Others were internal – arguments we never really settled between us. Maybe we would have, if there had been more time.
Or maybe not.
I’ll never know, now. I can guess, from the ways we’d grown in our marriage, and were still growing. From the business we were building together, and the bonding we were doing while we did that. It was his dream, not mine – and it was a dream that died with him.
Other things have changed, too, since his death. I know it’s inevitable – and yet, there’s a little stab of something like guilt when I take apart the bed we shared, and in which he died, and buy a new one he never shared with me. When I adopt a shelter dog to share that bed, because I wasn’t sleeping very well when I was sleeping alone. When I rearrange the bedroom we shared, but which now is mine alone.
In so many ways, in so many choices from the tiny to the enormous, I’m moving beyond a marriage I valued and was committed to – beyond a man I still love with all of me, and whom I talk to about the changes: “Babe, do you SEE what I’m doing here?! I’m COOKING! For ALL of us! And it TASTES good!” “So, what do you think about this new dog in our bed. I know, I told you I probably wouldn’t get another one after you died, but it’s lonely, and she snores, and she loves to snuggle.” “Hey, did you know that Charlotte Rae, who was Mrs. Garrett on The Facts of Life, was Sylvia Schnauzer on Car 54? Or that she did stand-up in the 50’s, and was really, really funny?!”
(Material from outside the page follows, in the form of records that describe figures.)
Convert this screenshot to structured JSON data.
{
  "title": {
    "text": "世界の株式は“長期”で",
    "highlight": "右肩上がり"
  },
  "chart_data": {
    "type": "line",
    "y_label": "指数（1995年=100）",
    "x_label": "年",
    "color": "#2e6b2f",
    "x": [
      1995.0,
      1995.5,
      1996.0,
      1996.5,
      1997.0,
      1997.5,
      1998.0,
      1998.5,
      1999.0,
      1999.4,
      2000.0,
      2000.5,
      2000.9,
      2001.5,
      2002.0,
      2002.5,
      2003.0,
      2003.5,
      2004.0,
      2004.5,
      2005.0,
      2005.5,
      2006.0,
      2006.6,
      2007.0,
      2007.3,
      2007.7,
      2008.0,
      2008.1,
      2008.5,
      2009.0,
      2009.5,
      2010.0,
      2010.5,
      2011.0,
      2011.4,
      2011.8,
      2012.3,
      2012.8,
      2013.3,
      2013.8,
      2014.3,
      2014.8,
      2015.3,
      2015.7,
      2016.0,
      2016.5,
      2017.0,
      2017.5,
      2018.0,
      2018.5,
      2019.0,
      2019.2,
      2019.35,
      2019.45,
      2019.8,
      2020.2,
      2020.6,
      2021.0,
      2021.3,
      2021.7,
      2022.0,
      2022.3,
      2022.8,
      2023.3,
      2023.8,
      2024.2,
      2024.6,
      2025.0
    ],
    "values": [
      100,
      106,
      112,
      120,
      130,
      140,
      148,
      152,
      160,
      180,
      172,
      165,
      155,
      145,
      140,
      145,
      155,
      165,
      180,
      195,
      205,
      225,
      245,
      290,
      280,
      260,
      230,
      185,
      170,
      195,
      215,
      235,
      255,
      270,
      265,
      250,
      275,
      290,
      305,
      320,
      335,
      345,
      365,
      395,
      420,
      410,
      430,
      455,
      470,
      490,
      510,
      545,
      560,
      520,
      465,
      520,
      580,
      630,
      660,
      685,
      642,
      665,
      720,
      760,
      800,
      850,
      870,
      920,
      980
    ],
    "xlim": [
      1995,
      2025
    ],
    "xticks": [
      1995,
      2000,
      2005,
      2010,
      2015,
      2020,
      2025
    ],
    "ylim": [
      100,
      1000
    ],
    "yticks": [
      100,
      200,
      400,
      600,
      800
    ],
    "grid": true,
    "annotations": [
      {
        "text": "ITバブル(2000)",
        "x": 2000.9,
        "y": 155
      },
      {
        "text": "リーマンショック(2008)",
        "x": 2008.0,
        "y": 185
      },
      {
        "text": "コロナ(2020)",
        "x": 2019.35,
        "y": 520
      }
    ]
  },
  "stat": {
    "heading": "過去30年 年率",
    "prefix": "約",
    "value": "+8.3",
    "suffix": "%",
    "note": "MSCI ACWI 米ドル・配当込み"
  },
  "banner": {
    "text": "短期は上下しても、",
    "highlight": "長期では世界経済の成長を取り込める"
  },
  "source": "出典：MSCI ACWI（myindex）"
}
It helps, this bridge of talking to my dead husband while I remake my life and figure things out I never expected to need to before last fall. It’s not exactly what I wanted – but I know beyond doubt that Jim would want me to enjoy my life, not sit around mourning him for the rest of it.
I know that because we talked about it, when he got sick, and long before that, when it was all theoretical, and not anything to do with our real lives….
But now, he doesn’t have a real life anymore, and I do. My goal now? Finish the raising of our children, and make the most of it, as joyfully as I can manage.